The Inspector General of Police, Kayode Egbetokun, has said that the police are pursuing a man who was actively involved in the Sudan crisis and is now attempting to mobilise efforts to destabilise Nigeria.
He denied that the recent police raid was targeted at the NLC leadership.
Egbetokun spoke on Monday in Abuja.
He said, “My response to this will be in three parts. Number one is that, of course, our responsibility is not to protest but to manage protests. Two is that, based on the intelligence at the disposal of the police, anyone who knows what we know about this protest would not come out to protest.
“We had intelligence at our disposal that some agents of destabilisation are ready to use the hardship protest to destabilise our country.
“I won’t be able to share the details yet because we are still on the trail of these individuals. Some of them are already out of the country, and they immediately escaped.
“Some of them are even foreigners. One of them was traced to the Labour House the other day, and I was just wondering why the noise about the raid on the Labour House when the police raided the Labour House. We raided only a shop that the individual was using as a front, and we have been monitoring his activities.

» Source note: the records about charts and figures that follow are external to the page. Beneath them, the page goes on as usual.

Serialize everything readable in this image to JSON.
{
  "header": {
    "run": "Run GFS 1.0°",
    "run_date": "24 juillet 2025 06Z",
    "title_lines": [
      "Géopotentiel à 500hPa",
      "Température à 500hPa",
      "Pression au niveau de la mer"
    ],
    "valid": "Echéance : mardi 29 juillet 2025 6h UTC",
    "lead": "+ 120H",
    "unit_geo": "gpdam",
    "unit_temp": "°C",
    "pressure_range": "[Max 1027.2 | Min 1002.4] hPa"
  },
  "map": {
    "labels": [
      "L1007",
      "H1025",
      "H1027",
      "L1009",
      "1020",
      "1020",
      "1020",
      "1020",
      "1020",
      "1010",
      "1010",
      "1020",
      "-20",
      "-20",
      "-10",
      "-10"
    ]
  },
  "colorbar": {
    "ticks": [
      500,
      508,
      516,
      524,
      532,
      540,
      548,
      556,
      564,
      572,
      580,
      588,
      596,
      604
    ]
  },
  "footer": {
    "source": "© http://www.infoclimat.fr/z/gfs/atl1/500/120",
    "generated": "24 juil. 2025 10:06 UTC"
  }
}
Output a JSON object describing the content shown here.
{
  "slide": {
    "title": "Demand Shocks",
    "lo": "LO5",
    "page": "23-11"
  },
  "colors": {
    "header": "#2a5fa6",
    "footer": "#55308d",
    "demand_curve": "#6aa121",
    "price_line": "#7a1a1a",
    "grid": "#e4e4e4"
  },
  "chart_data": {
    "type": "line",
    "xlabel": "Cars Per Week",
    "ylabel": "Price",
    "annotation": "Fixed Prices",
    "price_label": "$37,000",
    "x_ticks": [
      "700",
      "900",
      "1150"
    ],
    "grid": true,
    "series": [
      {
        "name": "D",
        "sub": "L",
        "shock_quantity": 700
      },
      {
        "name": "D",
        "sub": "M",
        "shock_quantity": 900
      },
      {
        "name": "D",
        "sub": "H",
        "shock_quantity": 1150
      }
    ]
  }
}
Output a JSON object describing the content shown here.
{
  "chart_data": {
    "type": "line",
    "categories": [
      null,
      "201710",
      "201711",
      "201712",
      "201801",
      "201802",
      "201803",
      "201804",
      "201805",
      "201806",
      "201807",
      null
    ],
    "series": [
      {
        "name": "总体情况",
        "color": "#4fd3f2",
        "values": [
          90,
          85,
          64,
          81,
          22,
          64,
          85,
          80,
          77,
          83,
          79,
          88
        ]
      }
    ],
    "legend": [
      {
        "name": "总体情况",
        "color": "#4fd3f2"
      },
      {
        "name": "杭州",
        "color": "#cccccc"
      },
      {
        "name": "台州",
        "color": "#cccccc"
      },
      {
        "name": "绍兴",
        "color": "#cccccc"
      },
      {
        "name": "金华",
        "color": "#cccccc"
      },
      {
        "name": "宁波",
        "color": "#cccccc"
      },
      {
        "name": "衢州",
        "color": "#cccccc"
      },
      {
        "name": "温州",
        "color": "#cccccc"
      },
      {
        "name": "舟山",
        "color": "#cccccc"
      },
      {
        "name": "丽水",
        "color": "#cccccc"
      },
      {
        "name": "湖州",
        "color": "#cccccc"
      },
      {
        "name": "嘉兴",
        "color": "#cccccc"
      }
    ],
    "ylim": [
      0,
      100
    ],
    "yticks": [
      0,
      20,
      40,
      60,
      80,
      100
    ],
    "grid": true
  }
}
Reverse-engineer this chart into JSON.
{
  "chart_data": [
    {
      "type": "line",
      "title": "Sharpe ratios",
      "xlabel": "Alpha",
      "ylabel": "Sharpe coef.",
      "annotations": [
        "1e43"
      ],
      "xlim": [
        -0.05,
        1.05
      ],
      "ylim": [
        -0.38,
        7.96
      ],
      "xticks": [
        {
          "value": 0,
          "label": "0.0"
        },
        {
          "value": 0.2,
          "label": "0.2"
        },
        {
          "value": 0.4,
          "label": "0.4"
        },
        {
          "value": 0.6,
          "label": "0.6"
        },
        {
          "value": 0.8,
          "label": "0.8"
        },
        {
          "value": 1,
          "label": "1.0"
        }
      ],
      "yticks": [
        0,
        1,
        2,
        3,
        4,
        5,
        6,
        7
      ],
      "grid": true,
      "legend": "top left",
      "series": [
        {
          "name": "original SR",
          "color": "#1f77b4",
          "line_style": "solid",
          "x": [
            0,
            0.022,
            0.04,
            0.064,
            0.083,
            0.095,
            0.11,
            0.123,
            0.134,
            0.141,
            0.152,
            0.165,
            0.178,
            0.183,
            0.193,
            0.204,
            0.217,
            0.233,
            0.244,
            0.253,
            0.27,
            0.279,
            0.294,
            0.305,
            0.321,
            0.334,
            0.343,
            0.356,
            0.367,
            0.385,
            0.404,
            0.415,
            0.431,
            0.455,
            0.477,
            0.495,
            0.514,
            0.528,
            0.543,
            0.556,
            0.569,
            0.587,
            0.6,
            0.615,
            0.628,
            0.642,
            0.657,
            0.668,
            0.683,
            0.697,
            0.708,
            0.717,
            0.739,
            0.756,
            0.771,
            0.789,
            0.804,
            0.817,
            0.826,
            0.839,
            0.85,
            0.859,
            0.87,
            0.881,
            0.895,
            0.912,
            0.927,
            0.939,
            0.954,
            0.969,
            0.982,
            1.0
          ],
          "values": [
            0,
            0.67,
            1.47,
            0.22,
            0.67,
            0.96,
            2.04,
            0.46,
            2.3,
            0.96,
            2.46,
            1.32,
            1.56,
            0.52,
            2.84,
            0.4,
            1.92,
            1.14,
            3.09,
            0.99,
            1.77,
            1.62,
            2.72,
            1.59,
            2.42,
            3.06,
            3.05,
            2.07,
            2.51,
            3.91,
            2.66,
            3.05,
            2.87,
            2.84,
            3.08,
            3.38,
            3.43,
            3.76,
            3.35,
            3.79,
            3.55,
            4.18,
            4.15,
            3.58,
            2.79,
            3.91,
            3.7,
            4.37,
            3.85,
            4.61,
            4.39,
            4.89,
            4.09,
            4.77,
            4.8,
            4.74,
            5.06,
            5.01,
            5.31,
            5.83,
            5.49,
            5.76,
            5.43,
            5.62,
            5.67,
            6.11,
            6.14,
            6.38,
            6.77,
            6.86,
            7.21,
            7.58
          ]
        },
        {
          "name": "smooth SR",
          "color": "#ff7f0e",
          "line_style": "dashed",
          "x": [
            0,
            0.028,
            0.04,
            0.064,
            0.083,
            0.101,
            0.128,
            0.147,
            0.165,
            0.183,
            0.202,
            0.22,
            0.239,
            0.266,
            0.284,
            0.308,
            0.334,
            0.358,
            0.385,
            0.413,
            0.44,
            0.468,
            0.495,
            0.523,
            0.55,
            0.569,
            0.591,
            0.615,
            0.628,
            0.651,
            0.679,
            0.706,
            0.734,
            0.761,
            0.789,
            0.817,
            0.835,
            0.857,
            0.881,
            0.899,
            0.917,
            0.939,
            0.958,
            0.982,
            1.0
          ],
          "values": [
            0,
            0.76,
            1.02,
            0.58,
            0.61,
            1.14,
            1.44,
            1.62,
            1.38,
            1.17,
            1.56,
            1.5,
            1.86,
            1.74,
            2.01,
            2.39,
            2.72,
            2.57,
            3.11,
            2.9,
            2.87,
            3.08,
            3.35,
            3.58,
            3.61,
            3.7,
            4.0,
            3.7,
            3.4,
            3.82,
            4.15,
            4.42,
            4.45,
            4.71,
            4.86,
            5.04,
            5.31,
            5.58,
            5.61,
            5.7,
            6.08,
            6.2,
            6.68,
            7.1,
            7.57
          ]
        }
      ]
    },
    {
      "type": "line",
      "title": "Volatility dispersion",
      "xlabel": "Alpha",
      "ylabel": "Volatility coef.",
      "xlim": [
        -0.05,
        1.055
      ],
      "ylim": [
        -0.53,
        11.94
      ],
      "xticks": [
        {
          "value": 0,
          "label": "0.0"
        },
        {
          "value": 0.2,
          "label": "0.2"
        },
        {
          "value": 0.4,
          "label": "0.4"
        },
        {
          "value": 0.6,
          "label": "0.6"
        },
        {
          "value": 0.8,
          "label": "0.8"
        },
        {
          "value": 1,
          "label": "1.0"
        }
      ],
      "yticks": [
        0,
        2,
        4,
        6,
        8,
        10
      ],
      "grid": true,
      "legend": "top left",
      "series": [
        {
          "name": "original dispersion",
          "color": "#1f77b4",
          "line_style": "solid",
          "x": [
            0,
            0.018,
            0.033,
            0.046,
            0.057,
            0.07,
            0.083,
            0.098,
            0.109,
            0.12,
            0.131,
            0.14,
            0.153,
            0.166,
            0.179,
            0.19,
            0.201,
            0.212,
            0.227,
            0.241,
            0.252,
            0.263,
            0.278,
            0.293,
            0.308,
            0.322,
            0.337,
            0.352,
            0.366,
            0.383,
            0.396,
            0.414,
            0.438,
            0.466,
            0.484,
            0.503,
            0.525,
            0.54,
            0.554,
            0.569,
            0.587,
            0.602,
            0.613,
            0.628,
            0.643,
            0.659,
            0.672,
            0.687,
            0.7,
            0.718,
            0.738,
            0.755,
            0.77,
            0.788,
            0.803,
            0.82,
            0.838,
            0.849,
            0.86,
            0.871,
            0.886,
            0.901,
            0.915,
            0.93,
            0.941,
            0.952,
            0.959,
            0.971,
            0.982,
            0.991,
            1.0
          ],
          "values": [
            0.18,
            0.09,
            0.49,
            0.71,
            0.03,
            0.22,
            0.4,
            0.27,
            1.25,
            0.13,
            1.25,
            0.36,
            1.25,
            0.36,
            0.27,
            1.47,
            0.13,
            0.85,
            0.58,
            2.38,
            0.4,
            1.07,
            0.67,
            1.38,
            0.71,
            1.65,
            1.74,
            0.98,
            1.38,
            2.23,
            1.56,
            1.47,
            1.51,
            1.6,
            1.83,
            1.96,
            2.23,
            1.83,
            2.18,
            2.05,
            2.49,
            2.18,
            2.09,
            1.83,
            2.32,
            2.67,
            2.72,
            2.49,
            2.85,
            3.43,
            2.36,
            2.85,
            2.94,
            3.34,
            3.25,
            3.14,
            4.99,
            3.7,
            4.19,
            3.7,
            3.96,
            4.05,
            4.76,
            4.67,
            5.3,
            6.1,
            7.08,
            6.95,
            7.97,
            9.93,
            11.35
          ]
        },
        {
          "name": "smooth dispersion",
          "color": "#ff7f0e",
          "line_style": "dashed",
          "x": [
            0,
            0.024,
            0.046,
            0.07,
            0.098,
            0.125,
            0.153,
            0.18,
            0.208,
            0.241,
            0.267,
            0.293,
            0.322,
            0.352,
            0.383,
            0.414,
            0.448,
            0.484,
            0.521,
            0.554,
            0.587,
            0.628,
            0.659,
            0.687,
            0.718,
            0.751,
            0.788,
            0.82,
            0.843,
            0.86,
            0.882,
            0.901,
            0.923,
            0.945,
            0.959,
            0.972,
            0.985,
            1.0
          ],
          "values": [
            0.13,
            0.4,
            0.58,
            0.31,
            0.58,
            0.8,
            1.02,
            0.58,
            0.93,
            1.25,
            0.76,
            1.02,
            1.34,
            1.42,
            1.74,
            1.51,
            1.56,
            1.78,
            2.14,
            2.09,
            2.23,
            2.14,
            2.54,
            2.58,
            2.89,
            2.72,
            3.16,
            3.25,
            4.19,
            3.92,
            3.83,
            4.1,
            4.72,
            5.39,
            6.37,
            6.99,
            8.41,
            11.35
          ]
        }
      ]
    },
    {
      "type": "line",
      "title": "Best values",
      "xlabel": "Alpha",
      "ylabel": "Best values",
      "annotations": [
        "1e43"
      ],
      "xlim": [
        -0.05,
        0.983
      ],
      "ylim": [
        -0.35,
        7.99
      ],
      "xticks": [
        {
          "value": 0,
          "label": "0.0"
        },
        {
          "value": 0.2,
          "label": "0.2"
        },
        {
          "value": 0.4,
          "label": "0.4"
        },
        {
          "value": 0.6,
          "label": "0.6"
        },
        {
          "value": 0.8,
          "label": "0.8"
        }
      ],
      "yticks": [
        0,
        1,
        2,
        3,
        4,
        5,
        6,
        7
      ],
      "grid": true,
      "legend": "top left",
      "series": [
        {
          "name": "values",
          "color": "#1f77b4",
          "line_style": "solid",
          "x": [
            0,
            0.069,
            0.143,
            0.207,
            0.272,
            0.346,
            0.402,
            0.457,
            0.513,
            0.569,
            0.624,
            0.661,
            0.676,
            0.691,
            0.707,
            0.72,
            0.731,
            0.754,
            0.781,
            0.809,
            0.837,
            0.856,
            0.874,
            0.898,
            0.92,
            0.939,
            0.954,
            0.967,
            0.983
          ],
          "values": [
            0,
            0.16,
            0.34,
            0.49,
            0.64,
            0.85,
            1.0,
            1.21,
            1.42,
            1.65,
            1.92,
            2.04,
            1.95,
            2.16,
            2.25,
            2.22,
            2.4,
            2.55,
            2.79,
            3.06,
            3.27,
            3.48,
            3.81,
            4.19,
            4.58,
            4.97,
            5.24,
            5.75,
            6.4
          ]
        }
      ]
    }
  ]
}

“He was very active in the Sudan crisis, and he’s in Nigeria mobilising people to destabilise our country. We traced him to that shop, and our detectives raided his shop. We recovered valuable documents, so there was no need for the noise about the raid on the Labour House.”
He said that the police were against the protest because of the #ENDSARS experience.
He said, “I always refer to the #ENDSARS protest, which turned violent. It started initially as peaceful, but any protest that is mobilised on social media has the potential to be violent because when you are mobilising on social media, you are mobilising the whole population, including criminals. So the idea of the protest being hijacked—I don’t believe that a protest that is mobilised on social media is hijacked.
“Hijacked by who? By the same people that were mobilised for the protest. So our experience in past protests would not make the police want to take part in any protest that we know is going to be violent.”